I know I do. October and the colder, stormier weather always puts me in a fright fest sort of mood, which makes it great that American Horror Story and The Walking Dead are about to return to television. Last night, I had the apartment mostly to myself and decided to do a small marathon with A Nightmare on Elm Street, Pet Sematary, and Poltergeist to hold me over until my boyfriend and I get to delve into the 50 Horror Classics mega-pack he picked up at Walmart the other day. In addition to these classic gems (none of them after 1965, I think), we’ve got a boatload of really, really crappy free horror movies downloaded onto his X-Box, so we’re pretty much set until well after Halloween.

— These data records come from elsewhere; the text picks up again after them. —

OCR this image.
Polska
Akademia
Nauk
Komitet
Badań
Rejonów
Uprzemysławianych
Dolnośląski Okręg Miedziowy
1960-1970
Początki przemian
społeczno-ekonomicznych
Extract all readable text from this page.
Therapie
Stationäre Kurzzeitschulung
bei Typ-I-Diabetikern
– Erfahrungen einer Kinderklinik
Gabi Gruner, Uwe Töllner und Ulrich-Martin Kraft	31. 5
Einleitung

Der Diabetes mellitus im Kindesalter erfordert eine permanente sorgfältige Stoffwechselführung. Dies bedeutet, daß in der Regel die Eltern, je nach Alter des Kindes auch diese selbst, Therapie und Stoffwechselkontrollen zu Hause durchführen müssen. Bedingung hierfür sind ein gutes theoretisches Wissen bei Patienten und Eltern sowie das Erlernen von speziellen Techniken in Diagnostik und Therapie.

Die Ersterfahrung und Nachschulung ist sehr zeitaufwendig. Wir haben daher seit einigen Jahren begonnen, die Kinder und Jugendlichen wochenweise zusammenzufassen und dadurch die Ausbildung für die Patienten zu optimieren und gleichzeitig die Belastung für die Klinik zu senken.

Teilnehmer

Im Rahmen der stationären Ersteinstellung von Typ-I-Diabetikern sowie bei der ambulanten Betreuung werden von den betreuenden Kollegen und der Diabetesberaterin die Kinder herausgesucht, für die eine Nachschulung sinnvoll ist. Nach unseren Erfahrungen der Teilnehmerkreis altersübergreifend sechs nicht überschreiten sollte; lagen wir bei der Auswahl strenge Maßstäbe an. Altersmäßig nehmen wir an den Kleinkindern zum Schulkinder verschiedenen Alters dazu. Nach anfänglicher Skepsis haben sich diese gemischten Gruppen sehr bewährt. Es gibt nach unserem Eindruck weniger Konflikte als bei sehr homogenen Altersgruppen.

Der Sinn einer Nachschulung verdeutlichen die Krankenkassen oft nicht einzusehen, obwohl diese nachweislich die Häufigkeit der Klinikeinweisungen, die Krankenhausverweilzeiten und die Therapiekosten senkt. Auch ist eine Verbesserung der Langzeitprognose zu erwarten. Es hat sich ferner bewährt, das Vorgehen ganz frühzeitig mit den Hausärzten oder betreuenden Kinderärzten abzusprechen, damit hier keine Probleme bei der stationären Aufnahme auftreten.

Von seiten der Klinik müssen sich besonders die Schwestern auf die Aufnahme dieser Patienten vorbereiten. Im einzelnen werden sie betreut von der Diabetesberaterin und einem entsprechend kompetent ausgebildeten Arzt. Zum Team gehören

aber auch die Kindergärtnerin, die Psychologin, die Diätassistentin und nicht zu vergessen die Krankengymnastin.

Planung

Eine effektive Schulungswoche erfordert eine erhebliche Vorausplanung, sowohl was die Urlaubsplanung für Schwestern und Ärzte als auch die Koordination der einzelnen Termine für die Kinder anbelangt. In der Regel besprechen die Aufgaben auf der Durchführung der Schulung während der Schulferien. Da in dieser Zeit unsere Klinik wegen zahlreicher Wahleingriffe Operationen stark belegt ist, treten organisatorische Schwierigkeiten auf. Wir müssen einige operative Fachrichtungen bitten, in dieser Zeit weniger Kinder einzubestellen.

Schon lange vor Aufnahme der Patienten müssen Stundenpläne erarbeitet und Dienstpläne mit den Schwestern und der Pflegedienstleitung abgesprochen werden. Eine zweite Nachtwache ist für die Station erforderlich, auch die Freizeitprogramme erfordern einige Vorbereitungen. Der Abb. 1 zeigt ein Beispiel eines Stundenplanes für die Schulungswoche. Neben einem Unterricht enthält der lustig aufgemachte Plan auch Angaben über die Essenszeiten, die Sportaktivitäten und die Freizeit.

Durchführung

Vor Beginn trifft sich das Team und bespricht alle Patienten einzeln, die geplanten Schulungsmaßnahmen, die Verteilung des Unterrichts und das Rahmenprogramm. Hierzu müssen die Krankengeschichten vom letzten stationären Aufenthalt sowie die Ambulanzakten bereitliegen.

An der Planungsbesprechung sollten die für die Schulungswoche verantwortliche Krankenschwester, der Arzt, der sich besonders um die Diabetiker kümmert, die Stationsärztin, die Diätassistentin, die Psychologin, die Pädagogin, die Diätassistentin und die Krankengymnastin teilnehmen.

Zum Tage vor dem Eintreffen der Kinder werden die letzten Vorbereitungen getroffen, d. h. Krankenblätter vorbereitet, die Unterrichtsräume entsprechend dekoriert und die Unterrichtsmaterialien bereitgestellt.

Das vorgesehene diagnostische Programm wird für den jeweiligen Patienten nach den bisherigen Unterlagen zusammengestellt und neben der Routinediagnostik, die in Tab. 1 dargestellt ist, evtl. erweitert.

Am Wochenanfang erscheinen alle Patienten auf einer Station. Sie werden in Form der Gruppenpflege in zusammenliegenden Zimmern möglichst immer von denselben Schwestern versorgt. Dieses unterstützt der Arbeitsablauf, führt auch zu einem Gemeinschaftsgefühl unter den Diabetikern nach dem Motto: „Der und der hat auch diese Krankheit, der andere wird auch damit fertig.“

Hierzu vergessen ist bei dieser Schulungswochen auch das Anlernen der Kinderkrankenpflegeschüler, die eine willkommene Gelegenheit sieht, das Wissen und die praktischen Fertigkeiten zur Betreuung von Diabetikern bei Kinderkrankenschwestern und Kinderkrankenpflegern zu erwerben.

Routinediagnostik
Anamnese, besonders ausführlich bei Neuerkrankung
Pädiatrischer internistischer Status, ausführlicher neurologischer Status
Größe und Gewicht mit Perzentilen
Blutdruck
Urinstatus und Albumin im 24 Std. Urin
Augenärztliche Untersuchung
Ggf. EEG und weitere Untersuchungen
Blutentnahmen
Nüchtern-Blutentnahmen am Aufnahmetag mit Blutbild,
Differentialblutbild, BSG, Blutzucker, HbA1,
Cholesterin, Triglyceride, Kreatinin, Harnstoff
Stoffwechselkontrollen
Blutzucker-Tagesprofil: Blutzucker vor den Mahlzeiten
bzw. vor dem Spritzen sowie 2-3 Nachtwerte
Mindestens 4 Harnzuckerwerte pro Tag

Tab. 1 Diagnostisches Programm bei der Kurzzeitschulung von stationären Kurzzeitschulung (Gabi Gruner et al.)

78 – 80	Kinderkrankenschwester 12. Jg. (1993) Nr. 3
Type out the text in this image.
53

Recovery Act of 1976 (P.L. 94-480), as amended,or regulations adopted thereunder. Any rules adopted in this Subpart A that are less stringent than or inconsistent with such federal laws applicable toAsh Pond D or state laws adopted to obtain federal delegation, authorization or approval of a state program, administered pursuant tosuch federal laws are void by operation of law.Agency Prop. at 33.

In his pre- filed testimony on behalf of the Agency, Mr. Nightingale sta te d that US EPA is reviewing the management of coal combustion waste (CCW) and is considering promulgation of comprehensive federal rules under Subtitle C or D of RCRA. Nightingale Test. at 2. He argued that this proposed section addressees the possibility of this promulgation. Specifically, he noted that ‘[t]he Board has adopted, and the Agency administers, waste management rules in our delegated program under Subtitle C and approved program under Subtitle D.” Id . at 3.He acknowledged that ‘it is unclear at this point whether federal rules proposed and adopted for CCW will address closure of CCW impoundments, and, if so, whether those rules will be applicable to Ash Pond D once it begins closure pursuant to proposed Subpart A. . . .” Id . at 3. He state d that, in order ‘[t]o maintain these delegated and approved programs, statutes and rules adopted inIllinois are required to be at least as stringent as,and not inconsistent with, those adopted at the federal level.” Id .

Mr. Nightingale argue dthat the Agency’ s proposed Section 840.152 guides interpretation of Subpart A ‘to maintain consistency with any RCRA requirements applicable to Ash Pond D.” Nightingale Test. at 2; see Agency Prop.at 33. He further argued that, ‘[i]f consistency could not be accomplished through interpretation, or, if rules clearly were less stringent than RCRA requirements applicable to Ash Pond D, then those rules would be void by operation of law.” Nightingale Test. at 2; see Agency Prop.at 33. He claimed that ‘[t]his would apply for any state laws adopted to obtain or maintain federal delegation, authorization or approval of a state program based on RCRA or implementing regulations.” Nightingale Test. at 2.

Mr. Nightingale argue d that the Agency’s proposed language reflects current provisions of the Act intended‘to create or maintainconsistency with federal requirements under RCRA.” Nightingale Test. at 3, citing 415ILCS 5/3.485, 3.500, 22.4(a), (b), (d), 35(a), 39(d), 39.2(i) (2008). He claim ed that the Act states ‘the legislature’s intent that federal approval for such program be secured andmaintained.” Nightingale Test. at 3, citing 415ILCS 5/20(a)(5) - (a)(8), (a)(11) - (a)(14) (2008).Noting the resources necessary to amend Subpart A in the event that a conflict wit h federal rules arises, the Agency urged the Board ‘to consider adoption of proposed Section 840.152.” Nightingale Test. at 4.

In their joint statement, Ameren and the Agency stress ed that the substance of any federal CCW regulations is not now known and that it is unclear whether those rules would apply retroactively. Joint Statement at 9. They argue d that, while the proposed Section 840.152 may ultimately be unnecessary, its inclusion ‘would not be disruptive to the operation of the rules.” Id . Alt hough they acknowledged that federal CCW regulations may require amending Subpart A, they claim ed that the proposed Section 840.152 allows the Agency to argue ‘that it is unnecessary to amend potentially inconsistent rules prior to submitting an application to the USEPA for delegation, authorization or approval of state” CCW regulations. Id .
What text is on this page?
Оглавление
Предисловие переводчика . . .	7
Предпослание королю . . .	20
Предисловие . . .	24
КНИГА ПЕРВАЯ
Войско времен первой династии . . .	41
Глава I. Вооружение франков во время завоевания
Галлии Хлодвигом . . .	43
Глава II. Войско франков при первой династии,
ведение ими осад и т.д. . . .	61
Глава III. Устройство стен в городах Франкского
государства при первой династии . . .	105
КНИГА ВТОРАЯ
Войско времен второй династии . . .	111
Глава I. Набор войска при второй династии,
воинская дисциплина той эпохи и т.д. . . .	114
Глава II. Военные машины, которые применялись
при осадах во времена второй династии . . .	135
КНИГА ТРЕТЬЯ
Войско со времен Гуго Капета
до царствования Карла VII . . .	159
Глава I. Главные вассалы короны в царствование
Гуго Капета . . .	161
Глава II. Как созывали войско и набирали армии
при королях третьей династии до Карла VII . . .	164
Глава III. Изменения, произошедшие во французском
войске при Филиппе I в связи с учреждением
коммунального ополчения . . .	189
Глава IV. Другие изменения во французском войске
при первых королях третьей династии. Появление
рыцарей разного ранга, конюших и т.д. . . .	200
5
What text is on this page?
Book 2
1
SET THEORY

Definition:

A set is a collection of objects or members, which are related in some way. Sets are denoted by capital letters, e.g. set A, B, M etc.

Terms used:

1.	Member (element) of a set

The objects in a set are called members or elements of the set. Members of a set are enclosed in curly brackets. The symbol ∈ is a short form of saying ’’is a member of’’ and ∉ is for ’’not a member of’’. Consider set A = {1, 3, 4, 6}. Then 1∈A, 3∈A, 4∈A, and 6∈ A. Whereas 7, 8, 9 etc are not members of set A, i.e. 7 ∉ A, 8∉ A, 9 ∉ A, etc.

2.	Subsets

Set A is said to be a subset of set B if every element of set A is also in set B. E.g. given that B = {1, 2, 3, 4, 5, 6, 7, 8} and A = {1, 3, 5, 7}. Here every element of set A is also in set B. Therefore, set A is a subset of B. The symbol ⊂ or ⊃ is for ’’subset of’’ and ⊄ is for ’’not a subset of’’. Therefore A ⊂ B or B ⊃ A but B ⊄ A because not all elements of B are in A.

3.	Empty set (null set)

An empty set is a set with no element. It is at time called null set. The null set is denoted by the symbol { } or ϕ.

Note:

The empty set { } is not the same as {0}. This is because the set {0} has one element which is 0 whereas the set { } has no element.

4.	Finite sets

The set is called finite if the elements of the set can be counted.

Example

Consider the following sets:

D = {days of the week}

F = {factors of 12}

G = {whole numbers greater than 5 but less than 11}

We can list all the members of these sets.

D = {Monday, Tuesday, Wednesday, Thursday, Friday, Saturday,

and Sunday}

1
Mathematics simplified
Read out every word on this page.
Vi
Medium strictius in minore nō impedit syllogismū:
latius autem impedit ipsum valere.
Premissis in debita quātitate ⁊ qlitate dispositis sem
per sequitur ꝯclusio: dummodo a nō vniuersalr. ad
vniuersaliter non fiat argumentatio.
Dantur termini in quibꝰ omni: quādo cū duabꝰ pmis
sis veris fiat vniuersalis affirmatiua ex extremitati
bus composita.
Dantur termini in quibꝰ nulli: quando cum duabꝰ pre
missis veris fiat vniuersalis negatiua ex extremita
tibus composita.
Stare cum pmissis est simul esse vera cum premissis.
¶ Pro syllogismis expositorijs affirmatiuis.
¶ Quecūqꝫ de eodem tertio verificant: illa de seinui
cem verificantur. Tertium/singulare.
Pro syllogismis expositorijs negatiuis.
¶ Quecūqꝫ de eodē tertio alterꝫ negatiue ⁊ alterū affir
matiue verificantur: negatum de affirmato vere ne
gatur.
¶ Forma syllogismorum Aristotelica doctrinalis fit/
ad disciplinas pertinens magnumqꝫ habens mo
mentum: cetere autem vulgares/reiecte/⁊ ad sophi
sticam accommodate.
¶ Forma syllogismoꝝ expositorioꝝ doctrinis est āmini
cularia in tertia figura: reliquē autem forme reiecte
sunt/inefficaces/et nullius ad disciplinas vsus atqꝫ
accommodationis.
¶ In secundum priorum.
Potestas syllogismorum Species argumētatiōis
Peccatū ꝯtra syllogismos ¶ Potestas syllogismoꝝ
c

But it did get me wondering: what are your favorite horror movies, and why? I was discussing them with a coworker lately; he likes the slasher films and says he just can’t handle the supernatural, demony, ghosty ones that I love so much (though we both agreed that A Nightmare on Elm Street is pretty much one of the best ones). The Exorcist is one of the first ones that I remember really, really terrified me, and I think Session 9 is easily one of the best psychological horrors I’ve ever had the pleasure of seeing.
Books are fair game, too. I’v got a million books I’m reading, but what are some of your favorite scary books? House of Leaves is required to be mentioned, of course; that had some pretty decent heebie-jeebie moments in it, but, really, I can’t say books manage to freak me out as much as movies do. Perhaps it’s the visual aspect for me? Maybe my brain is too much of a literary critic to effectively feel scared, though I do love a good story with some frightening bits in it. And maybe that’s why I love Stephen King movies, but not Stephen King books. Of course, I did recently pick up the Fear Street Saga books from HalfPric Books, recently…Goosebumps and Fear Street, especially the Saga were just the creepiest when I was growing up (though not nearly as creepy as Scary Stories to Tell in the Dark! The illustrations in there still give me shivers!)
I feel I also should mention scary video games, too, because those, more than anything, have had a strong influence on my horror writing. I remember playing Roberta Williams’ Phantasmagoria back when I was way, way, way too young to be playing that shit. The boyfriend recently played the latest Silent Hill demo (oh, hey, Norman Reedus, how you doin’?), and it brought up all sorts of fond memories of being too creeped out to sleep after that game.
So, let m have it. What are some of your favorite scary things?